Hablar claro sin perder rigor: el gran equilibrio de la abogacía moderna
Cómo compatibilizar precisión técnica y claridad comunicativa se ha convertido en una de las competencias más valiosas del abogado actual
(Imagen: E&J)
Hablar claro sin perder rigor: el gran equilibrio de la abogacía moderna
Cómo compatibilizar precisión técnica y claridad comunicativa se ha convertido en una de las competencias más valiosas del abogado actual
(Imagen: E&J)
En el ejercicio profesional del derecho existe una tensión permanente que atraviesa casi todas las interacciones con el cliente: el conflicto entre precisión y claridad. El abogado está formado para pensar y expresarse con exactitud técnica. Cada término jurídico tiene un significado concreto, cada matiz puede alterar una interpretación y cada palabra puede tener consecuencias relevantes en un contrato, un escrito procesal o una recomendación estratégica. El cliente, sin embargo, no busca sofisticación técnica; busca entender qué ocurre, qué riesgos existen y qué debe hacer.

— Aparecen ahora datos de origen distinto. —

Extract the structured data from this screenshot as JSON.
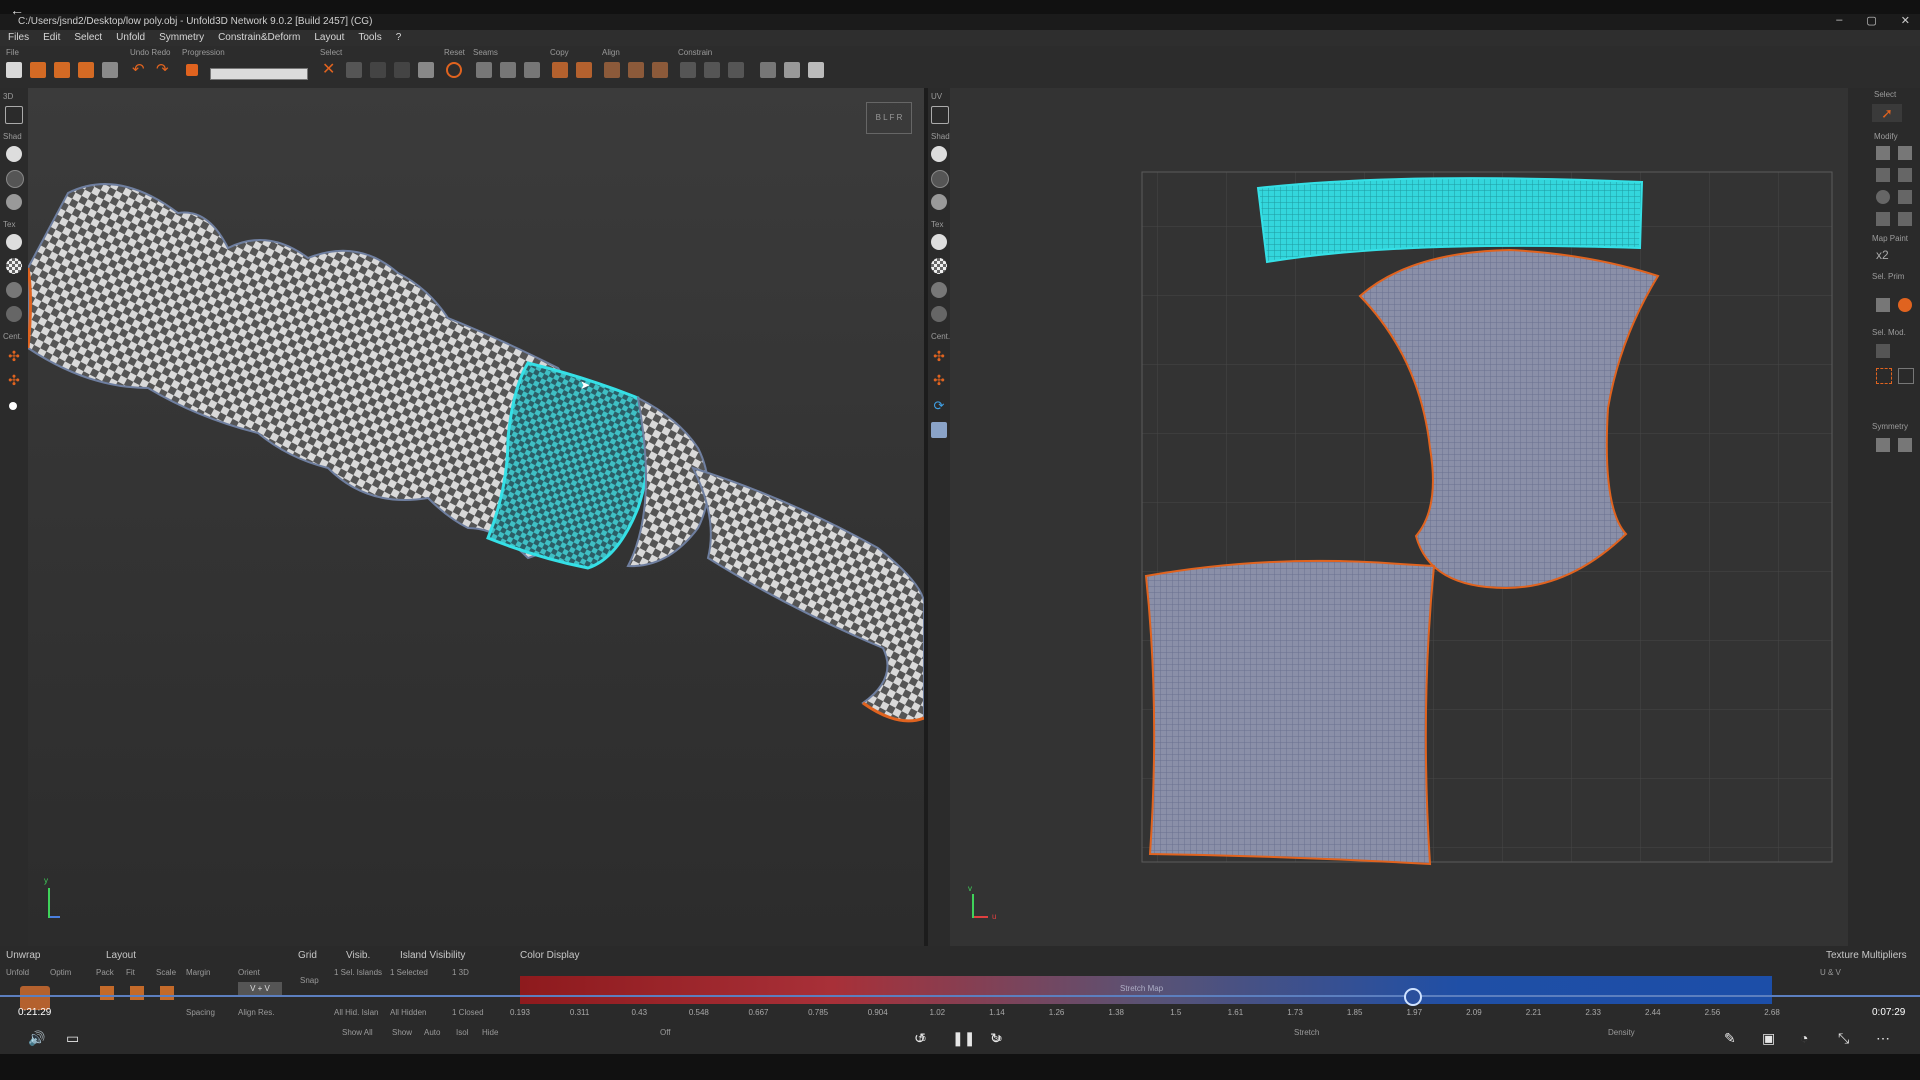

Esta diferencia de expectativas genera uno de los retos más complejos del asesoramiento jurídico contemporáneo: explicar con simplicidad sin perder rigor. Porque si el abogado prioriza exclusivamente la precisión, corre el riesgo de resultar incomprensible. Pero si simplifica en exceso, puede trivializar el problema y ofrecer una visión distorsionada de la realidad jurídica.
La precisión técnica es, sin duda, una obligación profesional. El derecho no admite ambigüedades innecesarias. Una expresión mal utilizada puede alterar el alcance de una cláusula contractual, debilitar una argumentación o generar una expectativa errónea en el cliente. Por eso, la formación jurídica insiste en el lenguaje exacto y en la precisión conceptual como parte esencial del oficio.